The action is primarily due to refinancing risk of short-term maturities and delay in monetising the non-core investments.
However, Reliance Capital called the rating action completely unjustified and inappropriate.
"The company places on record the fact that the rating agency arbitrarily refused to provide the company an opportunity to meet the members of the Review Committee and address any concerns, thereby turning the entire review process prescribed by SEBI into a futile, pointless and unfair exercise," it said.
Reliance Capital had earlier announced plans to monetise its entire 42.88 per cent stake in Reliance Nippon Life Asset Management, which at current market price is valued at over Rs 5,000 crore.
It expects to realise a significant premium to market price on this monetisation.
The company has also announced plans to monetise 49 per cent stake in Reliance General Insurance Company which is presently 100 per cent owned.
The draft red herring prospect has been filed with the Securities and Exchange Board of India.
In addition, Reliance Capital is at an advanced stage of monetisation of several of its non-core investments and expects to realise minimum proceeds of Rs 10,000 crore to 12,000 crore in the next three to four months.
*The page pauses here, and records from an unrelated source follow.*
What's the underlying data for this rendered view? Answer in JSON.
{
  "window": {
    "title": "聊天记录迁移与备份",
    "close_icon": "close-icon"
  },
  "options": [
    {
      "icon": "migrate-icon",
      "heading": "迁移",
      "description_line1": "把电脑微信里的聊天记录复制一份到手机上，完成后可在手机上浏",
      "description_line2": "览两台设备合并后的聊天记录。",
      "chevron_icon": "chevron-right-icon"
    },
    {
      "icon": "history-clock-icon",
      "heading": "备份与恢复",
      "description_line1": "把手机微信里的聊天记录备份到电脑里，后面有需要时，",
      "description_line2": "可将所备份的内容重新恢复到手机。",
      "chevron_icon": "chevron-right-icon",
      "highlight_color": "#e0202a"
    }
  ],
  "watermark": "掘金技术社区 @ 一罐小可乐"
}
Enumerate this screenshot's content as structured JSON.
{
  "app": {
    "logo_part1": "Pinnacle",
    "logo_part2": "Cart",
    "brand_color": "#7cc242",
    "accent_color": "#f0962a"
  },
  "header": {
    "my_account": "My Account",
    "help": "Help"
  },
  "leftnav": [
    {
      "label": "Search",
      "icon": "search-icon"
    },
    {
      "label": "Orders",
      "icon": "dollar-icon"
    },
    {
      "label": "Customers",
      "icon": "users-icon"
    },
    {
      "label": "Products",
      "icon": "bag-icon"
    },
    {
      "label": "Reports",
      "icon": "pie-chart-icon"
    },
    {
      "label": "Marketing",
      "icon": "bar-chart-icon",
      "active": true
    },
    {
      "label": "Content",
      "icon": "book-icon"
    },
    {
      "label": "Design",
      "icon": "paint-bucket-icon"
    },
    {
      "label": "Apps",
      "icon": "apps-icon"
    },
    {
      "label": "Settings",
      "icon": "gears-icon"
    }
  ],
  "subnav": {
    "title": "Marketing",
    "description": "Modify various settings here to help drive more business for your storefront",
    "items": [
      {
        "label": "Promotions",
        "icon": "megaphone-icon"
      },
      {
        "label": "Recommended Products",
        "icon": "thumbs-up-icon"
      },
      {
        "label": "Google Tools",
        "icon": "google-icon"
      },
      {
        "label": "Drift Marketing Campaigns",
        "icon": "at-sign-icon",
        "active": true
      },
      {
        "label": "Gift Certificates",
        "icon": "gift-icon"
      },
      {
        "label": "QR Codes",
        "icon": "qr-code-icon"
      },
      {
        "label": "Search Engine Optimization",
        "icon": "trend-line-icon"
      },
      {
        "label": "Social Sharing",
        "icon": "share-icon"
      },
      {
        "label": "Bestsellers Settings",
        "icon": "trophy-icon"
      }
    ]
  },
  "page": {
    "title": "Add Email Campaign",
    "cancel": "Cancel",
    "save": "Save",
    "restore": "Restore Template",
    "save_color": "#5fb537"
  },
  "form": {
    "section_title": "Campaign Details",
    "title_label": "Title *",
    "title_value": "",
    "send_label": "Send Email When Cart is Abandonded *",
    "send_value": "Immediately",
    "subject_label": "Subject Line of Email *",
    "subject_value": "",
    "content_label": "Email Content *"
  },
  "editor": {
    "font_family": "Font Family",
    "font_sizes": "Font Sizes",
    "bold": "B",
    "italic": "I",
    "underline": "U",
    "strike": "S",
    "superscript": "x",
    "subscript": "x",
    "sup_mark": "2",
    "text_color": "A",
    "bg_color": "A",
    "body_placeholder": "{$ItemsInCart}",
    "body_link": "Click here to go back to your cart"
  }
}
"This will slash the debt by a substantial 50 to 60 per cent besides clearing all short-term maturities," said Company Secretary and Compliance Officer Atul Tandon.
"The rating agency has not taken any of these material and highly positive factors into consideration, and has instead mechanically revised the rating as above, resulting in an unwarranted rating action," he said in a communication to stock exchanges on Friday after closing hours.